Dienstag, 24. Oktober 2017
Alamaya war heute frech und forderte Zongoloni zu einer Rangelei heraus. Er schubste sie immer stärker, und Zongoloni musste sich alle Mühe geben, nicht zu ruppig zu ihrem kleineren Freund zu sein. Während sie spielten, berührte Zongoloni versehentlich Alamayas Schwanzstummel, was dieser gar nicht mag. Alamaya suchte sich dann die Unterstützung von Ziwa, um das Kräftemessen mit Zongoloni zu gewinnen. Alamaya und Mwashoti sind zwei kleine Kämpfer geworden. Sie versuchen immer, Sonje und Lima Lima zu besteigen, wenn diese sich hinlegen. Wenn die Leitkühe das unterbinden, werden sie sauer und schubsen die Mädchen aus Frust.
Waisenblogs-Beitrag Kibwezi, 22.10.2017
Sonntag, 22. Oktober 2017
Lima Lima und Zongoloni stritten sich heute darum, wer auf Alamaya aufpassen durfte. Er hing hinterher und nahm sich Zeit beim Grasen, und Lima Lima hatte die Befürchtung, dass er von Ngasha belästigt werden könnte – er berüsselt gern einmal Alamayas Schwanzstummel, was dieser gar nicht mag! Nach einigen Beratungen ging Zongoloni zu Alamaya und kümmerte sich darum, dass er in Ruhe futtern konnte. Bei der Milchfütterung am Schlammloch kam Lima Lima angerannt und schubste die anderen Babys aus dem Weg. Die Keeper sorgten dafür, dass zuerst Zongoloni, Jasiri, Alamaya und Mwashoti ihre Milch bekamen, bevor die gierigen Elefanten an die Reihe kamen. Mwashoti hob wieder seine Flasche selbst auf, wie er es von Zongoloni und Jasiri gelernt hat. Murera kann das nicht, obwohl sie schon viel älter ist; sie braucht immer einen Keeper, der ihr die Flasche hinhält. Nachdem die Waisen satt und zufrieden waren, gingen sie sich im Matsch wälzen und danach einstauben. Dann kehrten sie wieder zum Grasen zurück, wobei sie heute den Spuren ihrer wilden Artgenossen aus dem Weg gingen.
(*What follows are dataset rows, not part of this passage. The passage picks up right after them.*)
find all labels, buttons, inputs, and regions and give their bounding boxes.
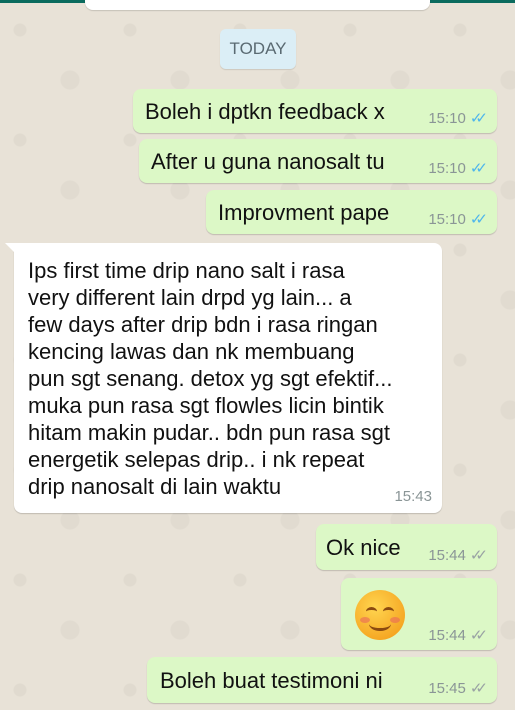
message-line: muka pun rasa sgt flowles licin bintik xyxy=(28,393,384,418)
message-meta: 15:44 ✓✓ xyxy=(428,626,488,645)
message-time: 15:10 xyxy=(428,210,466,228)
message-text: Boleh buat testimoni ni xyxy=(160,668,383,693)
emoji-eye xyxy=(383,607,394,616)
message-meta: 15:45 ✓✓ xyxy=(428,679,488,698)
message-time: 15:10 xyxy=(428,109,466,127)
message-bubble-outgoing[interactable]: Ok nice 15:44 ✓✓ xyxy=(316,524,497,570)
message-meta: 15:10 ✓✓ xyxy=(428,210,488,229)
emoji-blush xyxy=(390,617,400,623)
message-line: very different lain drpd yg lain... a xyxy=(28,285,352,310)
delivered-icon: ✓✓ xyxy=(469,627,488,644)
message-line: few days after drip bdn i rasa ringan xyxy=(28,312,378,337)
read-icon: ✓✓ xyxy=(469,211,488,228)
message-time: 15:43 xyxy=(394,488,432,505)
message-text: Boleh i dptkn feedback x xyxy=(145,99,385,124)
message-text: After u guna nanosalt tu xyxy=(151,149,385,174)
message-line: hitam makin pudar.. bdn pun rasa sgt xyxy=(28,420,390,445)
smiling-face-icon xyxy=(355,590,405,640)
message-bubble-outgoing[interactable]: Boleh i dptkn feedback x 15:10 ✓✓ xyxy=(133,89,497,133)
message-bubble-incoming[interactable]: Ips first time drip nano salt i rasa ver… xyxy=(5,243,442,513)
message-meta: 15:44 ✓✓ xyxy=(428,546,488,565)
bubble-tail xyxy=(5,243,17,255)
message-line: energetik selepas drip.. i nk repeat xyxy=(28,447,365,472)
message-bubble-outgoing[interactable]: Boleh buat testimoni ni 15:45 ✓✓ xyxy=(147,657,497,703)
message-time: 15:45 xyxy=(428,679,466,697)
delivered-icon: ✓✓ xyxy=(469,680,488,697)
message-time: 15:44 xyxy=(428,546,466,564)
message-meta: 15:10 ✓✓ xyxy=(428,159,488,178)
message-meta: 15:43 xyxy=(394,488,432,505)
message-time: 15:10 xyxy=(428,159,466,177)
message-line: kencing lawas dan nk membuang xyxy=(28,339,355,364)
previous-message-bubble xyxy=(85,0,430,10)
message-meta: 15:10 ✓✓ xyxy=(428,109,488,128)
message-time: 15:44 xyxy=(428,626,466,644)
delivered-icon: ✓✓ xyxy=(469,547,488,564)
message-line: drip nanosalt di lain waktu xyxy=(28,474,282,499)
message-text: Ok nice xyxy=(326,535,401,560)
read-icon: ✓✓ xyxy=(469,160,488,177)
message-bubble-outgoing[interactable]: After u guna nanosalt tu 15:10 ✓✓ xyxy=(139,139,497,183)
message-bubble-outgoing[interactable]: Improvment pape 15:10 ✓✓ xyxy=(206,190,497,234)
message-line: pun sgt senang. detox yg sgt efektif... xyxy=(28,366,393,391)
message-line: Ips first time drip nano salt i rasa xyxy=(28,258,345,283)
emoji-mouth xyxy=(369,617,391,631)
read-icon: ✓✓ xyxy=(469,110,488,127)
message-text: Improvment pape xyxy=(218,200,390,225)
date-divider: TODAY xyxy=(220,29,296,69)
message-text: Ips first time drip nano salt i rasa ver… xyxy=(28,257,438,500)
emoji-eye xyxy=(366,607,377,616)
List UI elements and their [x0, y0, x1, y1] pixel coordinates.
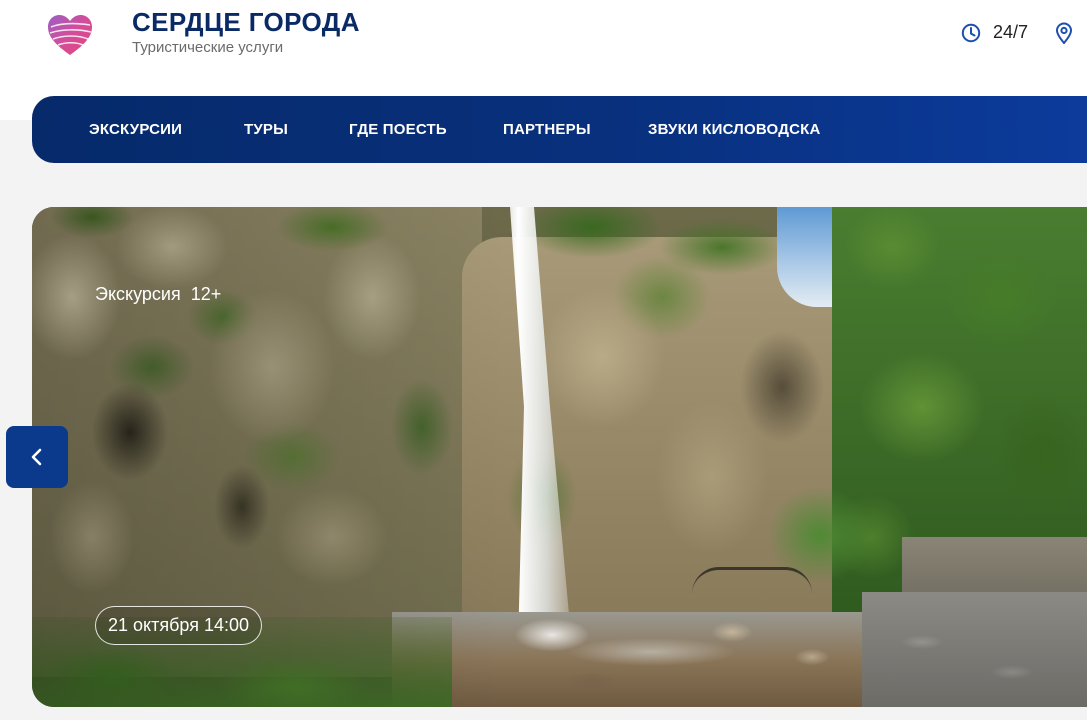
chevron-left-icon	[31, 448, 42, 466]
heart-logo-icon[interactable]	[46, 13, 94, 57]
nav-item-excursions[interactable]: ЭКСКУРСИИ	[89, 121, 182, 138]
hero-category: Экскурсия 12+	[95, 284, 221, 305]
nav-item-partners[interactable]: ПАРТНЕРЫ	[503, 121, 591, 138]
slider-prev-button[interactable]	[6, 426, 68, 488]
brand-subtitle: Туристические услуги	[132, 39, 284, 56]
nav-item-where-to-eat[interactable]: ГДЕ ПОЕСТЬ	[349, 121, 447, 138]
nav-item-tours[interactable]: ТУРЫ	[244, 121, 288, 138]
event-date-badge: 21 октября 14:00	[95, 606, 263, 645]
main-nav: ЭКСКУРСИИ ТУРЫ ГДЕ ПОЕСТЬ ПАРТНЕРЫ ЗВУКИ…	[32, 96, 1087, 163]
brand-title[interactable]: СЕРДЦЕ ГОРОДА	[132, 7, 360, 38]
location-pin-icon[interactable]	[1055, 22, 1073, 45]
hero-slide[interactable]: Экскурсия 12+ 21 октября 14:00	[32, 207, 1087, 707]
clock-icon	[961, 23, 981, 43]
age-rating: 12+	[190, 284, 222, 304]
nav-item-sounds-of-kislovodsk[interactable]: ЗВУКИ КИСЛОВОДСКА	[648, 121, 821, 138]
working-hours: 24/7	[993, 22, 1029, 42]
hero-category-label: Экскурсия	[95, 284, 181, 304]
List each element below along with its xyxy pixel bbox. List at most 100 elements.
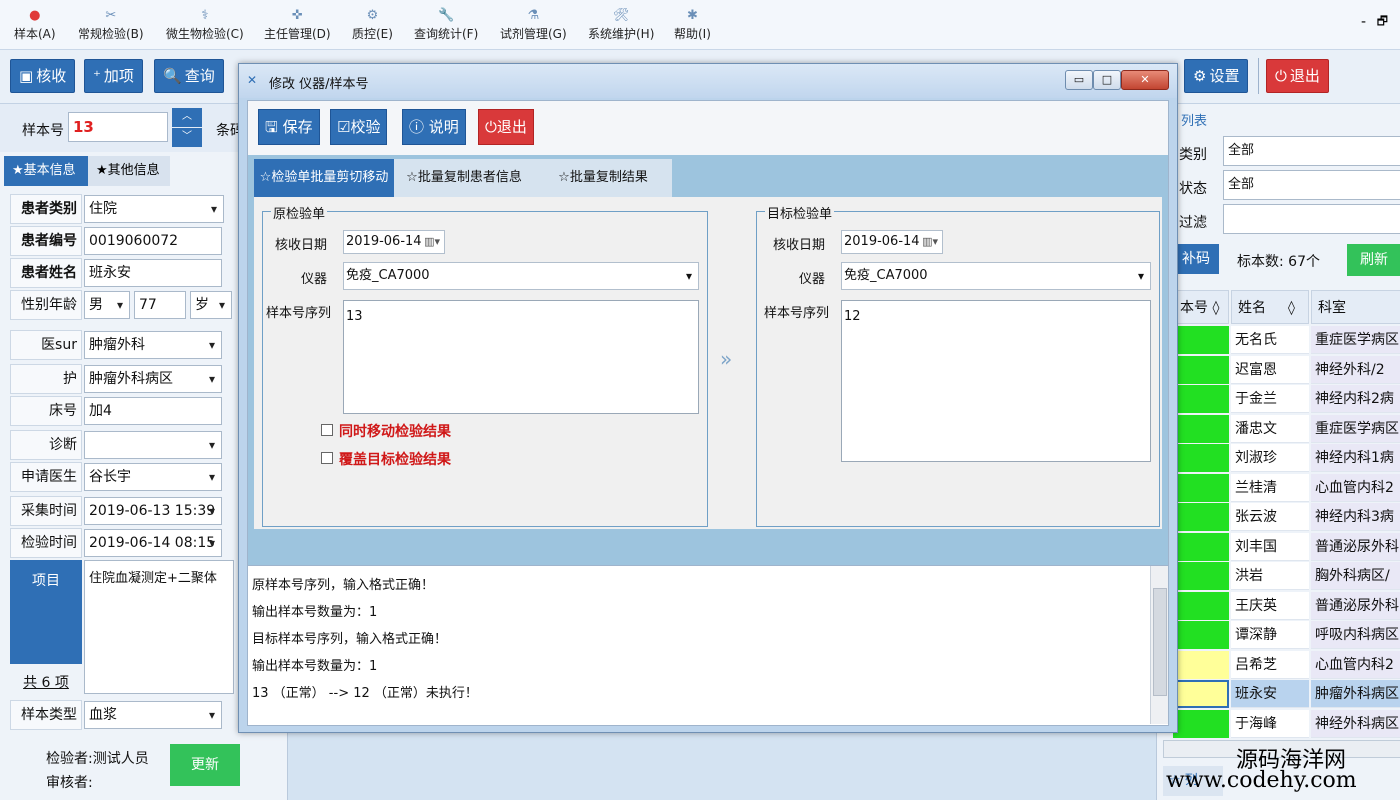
tab-batch-copy-patient[interactable]: ☆批量复制患者信息 (394, 159, 534, 197)
field-value[interactable]: 2019-06-13 15:39 (84, 497, 222, 525)
dialog-exit-button[interactable]: ⏻退出 (478, 109, 534, 145)
menu-item[interactable]: ⚗ 试剂管理(G) (500, 6, 567, 46)
table-row[interactable]: 迟富恩 神经外科/2 (1173, 355, 1400, 385)
minimize-icon[interactable]: - (1361, 14, 1366, 30)
table-row[interactable]: 张云波 神经内科3病 (1173, 503, 1400, 532)
target-seq-textarea[interactable]: 12 (841, 300, 1151, 462)
table-row[interactable]: 于海峰 神经外科病区 (1173, 709, 1400, 739)
dialog-close-button[interactable]: ✕ (1121, 70, 1169, 90)
qc-icon: ⚙ (366, 8, 379, 23)
field-row: 检验时间 2019-06-14 08:15 (10, 528, 222, 558)
field-row: 患者姓名 班永安 (10, 258, 222, 288)
name-cell: 于金兰 (1231, 385, 1309, 413)
table-row[interactable]: 谭深静 呼吸内科病区 (1173, 621, 1400, 650)
dialog-minimize-button[interactable]: ▭ (1065, 70, 1093, 90)
tab-basic-info[interactable]: ★基本信息 (4, 156, 88, 186)
table-row[interactable]: 潘忠文 重症医学病区 (1173, 414, 1400, 444)
refresh-button[interactable]: 刷新 (1347, 244, 1400, 276)
tab-other-info[interactable]: ★其他信息 (88, 156, 170, 186)
tab-batch-move[interactable]: ☆检验单批量剪切移动 (254, 159, 394, 197)
scroll-thumb[interactable] (1153, 588, 1167, 696)
items-total-link[interactable]: 共 6 项 (10, 672, 82, 692)
supplement-button[interactable]: 补码 (1173, 244, 1219, 274)
menu-item-label: 试剂管理(G) (500, 27, 567, 41)
field-value[interactable]: 肿瘤外科 (84, 331, 222, 359)
col-name[interactable]: 姓名 ◊ (1231, 290, 1309, 324)
spin-up-icon[interactable]: ︿ (172, 108, 202, 127)
dept-cell: 肿瘤外科病区 (1311, 680, 1400, 708)
table-row[interactable]: 无名氏 重症医学病区 (1173, 326, 1400, 355)
age-input[interactable]: 77 (134, 291, 186, 319)
table-row[interactable]: 兰桂清 心血管内科2 (1173, 473, 1400, 503)
age-unit-select[interactable]: 岁 (190, 291, 232, 319)
field-value[interactable]: 住院 (84, 195, 224, 223)
status-select[interactable]: 全部 (1223, 170, 1400, 200)
menu-item[interactable]: ✜ 主任管理(D) (264, 6, 331, 46)
spin-down-icon[interactable]: ﹀ (172, 128, 202, 147)
table-row[interactable]: 于金兰 神经内科2病 (1173, 385, 1400, 414)
log-scrollbar[interactable] (1150, 566, 1168, 724)
query-button[interactable]: 🔍 查询 (154, 59, 224, 93)
source-date-picker[interactable]: 2019-06-14 ▥▾ (343, 230, 445, 254)
table-row[interactable]: 吕希芝 心血管内科2 (1173, 650, 1400, 680)
source-instrument-select[interactable]: 免疫_CA7000 (343, 262, 699, 290)
table-row[interactable]: 刘淑珍 神经内科1病 (1173, 444, 1400, 473)
dept-cell: 心血管内科2 (1311, 473, 1400, 502)
target-instrument-select[interactable]: 免疫_CA7000 (841, 262, 1151, 290)
help-icon: ✱ (687, 8, 698, 23)
menu-item[interactable]: 🔧 查询统计(F) (414, 6, 478, 46)
status-cell (1173, 414, 1229, 443)
menu-item[interactable]: ● 样本(A) (14, 6, 56, 46)
update-button[interactable]: 更新 (170, 744, 240, 786)
field-value[interactable]: 加4 (84, 397, 222, 425)
dept-cell: 普通泌尿外科 (1311, 591, 1400, 620)
menu-item[interactable]: ✱ 帮助(I) (674, 6, 711, 46)
field-label: 患者类别 (10, 194, 82, 224)
move-results-checkbox[interactable] (321, 424, 333, 436)
field-value[interactable]: 肿瘤外科病区 (84, 365, 222, 393)
restore-icon[interactable]: 🗗 (1377, 12, 1388, 33)
overwrite-results-checkbox[interactable] (321, 452, 333, 464)
info-icon: ⓘ (409, 118, 425, 136)
field-label: 医sur (10, 330, 82, 360)
verify-button[interactable]: ☑校验 (330, 109, 388, 145)
menu-item[interactable]: ⚕ 微生物检验(C) (166, 6, 244, 46)
sort-icon: ◊ (1288, 300, 1295, 316)
name-cell: 无名氏 (1231, 326, 1309, 354)
receive-button[interactable]: ▣ 核收 (10, 59, 76, 93)
target-date-picker[interactable]: 2019-06-14 ▥▾ (841, 230, 943, 254)
source-seq-textarea[interactable]: 13 (343, 300, 699, 414)
table-row[interactable]: 王庆英 普通泌尿外科 (1173, 591, 1400, 621)
menu-item[interactable]: ⚙ 质控(E) (352, 6, 393, 46)
category-select[interactable]: 全部 (1223, 136, 1400, 166)
sample-number-input[interactable]: 13 (68, 112, 168, 142)
sample-type-row: 样本类型 血浆 (10, 700, 222, 730)
log-line: 13 （正常） --> 12 （正常）未执行！ (252, 686, 478, 701)
field-value[interactable] (84, 431, 222, 459)
save-button[interactable]: 🖫 保存 (258, 109, 320, 145)
table-row[interactable]: 刘丰国 普通泌尿外科 (1173, 532, 1400, 562)
sample-type-select[interactable]: 血浆 (84, 701, 222, 729)
menu-item[interactable]: 🛠 系统维护(H) (588, 6, 654, 46)
table-row[interactable]: 班永安 肿瘤外科病区 (1173, 680, 1400, 709)
field-value[interactable]: 2019-06-14 08:15 (84, 529, 222, 557)
name-cell: 吕希芝 (1231, 650, 1309, 679)
exit-button[interactable]: ⏻ 退出 (1266, 59, 1329, 93)
col-sample-no[interactable]: 本号 ◊ (1173, 290, 1229, 324)
menu-item[interactable]: ✂ 常规检验(B) (78, 6, 144, 46)
explain-button[interactable]: ⓘ 说明 (402, 109, 466, 145)
filter-input[interactable] (1223, 204, 1400, 234)
col-dept[interactable]: 科室 (1311, 290, 1400, 324)
items-textarea[interactable]: 住院血凝测定+二聚体 (84, 560, 234, 694)
field-value[interactable]: 班永安 (84, 259, 222, 287)
tab-batch-copy-result[interactable]: ☆批量复制结果 (534, 159, 672, 197)
list-title: 列表 (1181, 114, 1208, 129)
dialog-maximize-button[interactable]: □ (1093, 70, 1121, 90)
field-value[interactable]: 0019060072 (84, 227, 222, 255)
field-value[interactable]: 谷长宇 (84, 463, 222, 491)
sex-select[interactable]: 男 (84, 291, 130, 319)
settings-button[interactable]: ⚙ 设置 (1184, 59, 1249, 93)
routine-test-icon: ✂ (105, 8, 117, 23)
add-item-button[interactable]: ⁺ 加项 (84, 59, 143, 93)
table-row[interactable]: 洪岩 胸外科病区/ (1173, 562, 1400, 591)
Waisenblogs-Bilder Kibwezi, 21.10.2017
Samstag, 21. Oktober 2017
Murera wartet auf die Milchfütterung
Murera hat genug gestaubbadet
Lima Lima hat sich ihr Luzernenheu an ein ruhiges Plätzchen mitgenommen
Waisenblogs-Bilder Kibwezi, 19.10.2017
Donnerstag, 19. Oktober 2017
Die Waisen nach dem Luzernenheufrühstück
Sonje überzeugt Mwashoti und Lima Lima, ihr zu folgen
Zongoloni grast für sich allein
Waisenblogs-Beitrag Kibwezi, 18.10.2017
Mittwoch, 18. Oktober 2017
Die Waisen waren am Morgen gut gelaunt und machten sich zu den Wasserquellen auf. Sie folgen den Spuren ihrer wilden Artgenossen, und Murera hielt immer wieder an, um etwas von ihrem Dung zu probieren. Auf diese Weise lernen Elefanten, welche Pflanzen sie fressen können. Als die Waisen in den Chyulu-Bergen ankamen, fand Quanza frische Zweige zum fressen, sodass sie gar nicht zur Mittagsfütterung am Schlammloch kam. Sie ist inzwischen alt genug, um ohne Milch auszukommen, und sie ist nicht so gierig wie Lima Lima, die nie genug von der Milch bekommen kann und immer mehr als ihren Anteil will!